Oh! Would, poor beast, that I had now
A heart but half as good as thine!

Still, literature has largely failed the donkey. R L Stevenson in his book ‘Travels with a Donkey’ has some pretty disparaging things to say of his 12-day travel mate, Modestine, the she-donkey. Nothing quickens a donkey’s pace beyond “something as much slower than a walk is slower than a run”. ‘Proot’, the masonic prompt word donkey drivers use to goad the animal to move is also ineffectual “I prooted like a lion, I prooted mellifluously like a sucking-dove; but Modestine would be neither softened nor intimidated”. To his chagrin, when he loses the trail and trusts Modestine to find it, he learns “the instinct of an ass is what might be expected from the name, in half a minute she was clambering round and round among same boulders, as lost as a donkey as you would wish to see “

Popular perception is even less charitable.
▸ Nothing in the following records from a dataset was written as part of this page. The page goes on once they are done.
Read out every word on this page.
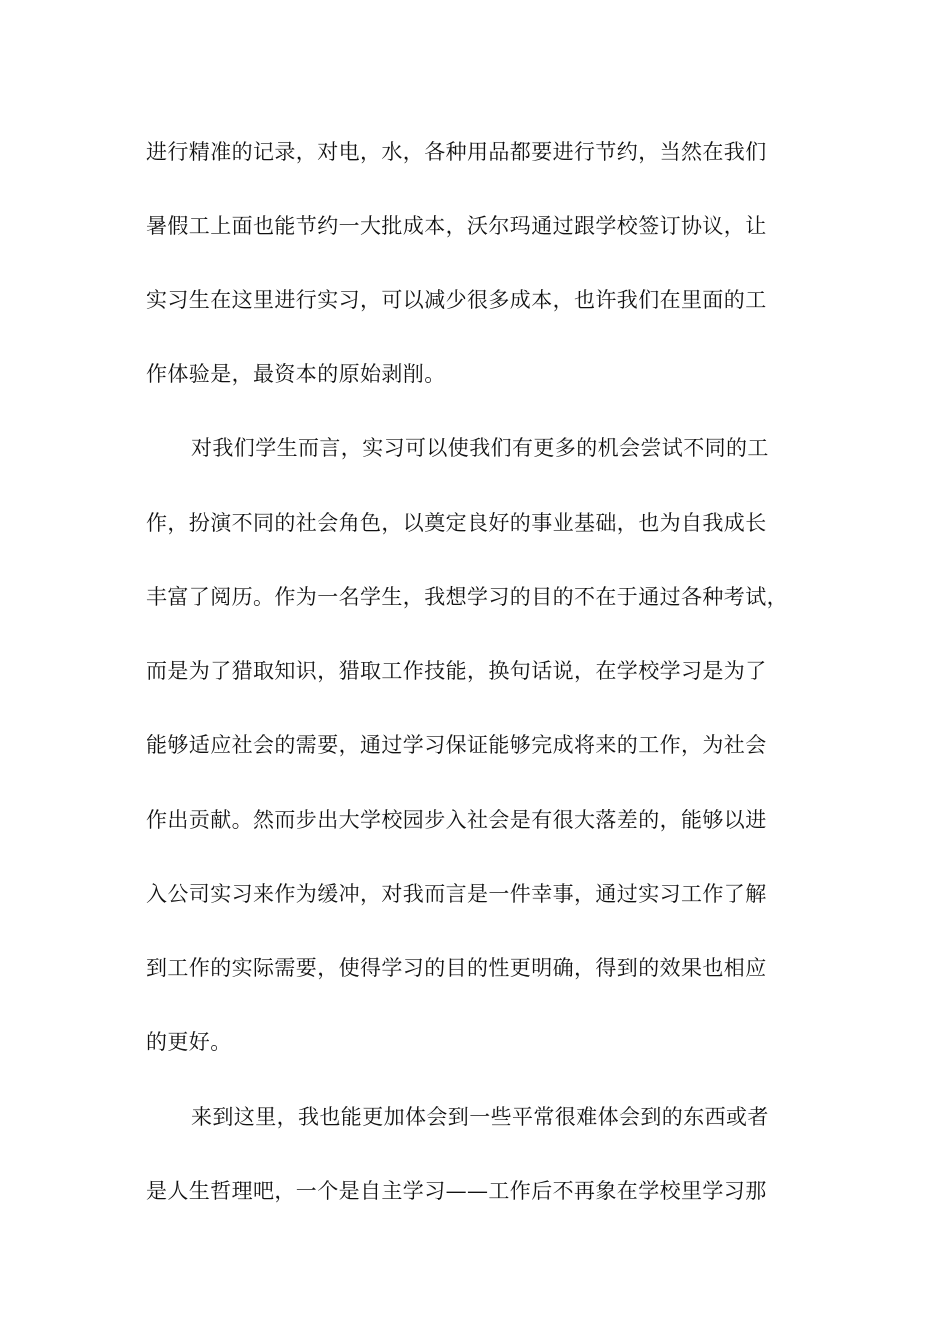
进行精准的记录，对电，水，各种用品都要进行节约，当然在我们
暑假工上面也能节约一大批成本，沃尔玛通过跟学校签订协议，让
实习生在这里进行实习，可以减少很多成本，也许我们在里面的工
作体验是，最资本的原始剥削。
对我们学生而言，实习可以使我们有更多的机会尝试不同的工
作，扮演不同的社会角色，以奠定良好的事业基础，也为自我成长
丰富了阅历。作为一名学生，我想学习的目的不在于通过各种考试，
而是为了猎取知识，猎取工作技能，换句话说，在学校学习是为了
能够适应社会的需要，通过学习保证能够完成将来的工作，为社会
作出贡献。然而步出大学校园步入社会是有很大落差的，能够以进
入公司实习来作为缓冲，对我而言是一件幸事，通过实习工作了解
到工作的实际需要，使得学习的目的性更明确，得到的效果也相应
的更好。
来到这里，我也能更加体会到一些平常很难体会到的东西或者
是人生哲理吧，一个是自主学习——工作后不再象在学校里学习那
A Pashto saying from Ethiopia cautions donkeys are bad company “A heifer that spends time with a donkey learns to fart’.  In the Panchatantra tale ‘The Donkey and the cunning Fox’, a wily fox lures a fat donkey to its death in the claws of an old lion and then persuades the lion to bathe before feasting on its kill. While the lion is away the fox eats up the donkey’s brain. The lion returns to find the carcass without a brain and the fox cheekily affirms “Donkeys have no brains.” The lion agrees. Donkeys are stubborn and troublesome say the Italian, ‘women, donkeys and goats all have heads”. Worse still is the fate of “Buridan’s Ass” that sees goodies all around yet dies from hunger because it can’t decide which goodies to go for.

The French proverb, ‘DUR COMME UN ANE’ (……as an ass) about sums up all asinine ‘Tarif ki thali ’.‘DUR’ may mean anyone or all of - difficult, hard, inconvenient, stiff, harsh, bitter, laborious, petulant, doughty, dour, severe, stern, tough-minded, hardheaded, unfailing, astringent, rough and ready. WOW! no less than seventeen traits. The donkey qualifies as a cult-like figure, indeed.

Alas! Donkeys are an endangered species. Across the globe just 4 crores survive, mostly in underdeveloped regions. China with the largest human population, also hosts more donkeys than any other nation, 1.1 crores strong, followed by, and this may excite most Indians, Pakistan. By contrast, we have only 4500 wild asses romping in our solitary wildlife sanctuary for asses, an hour and half drive away from Ahmedabad. Mechanised transport has sounded the death knoll for all beasts of burden. Let us conserve and grow the species of asses.


The growth can be organic, through breeding, or inorganic, that is to say, otherwise; in the final analysis, only the asinine head count matters.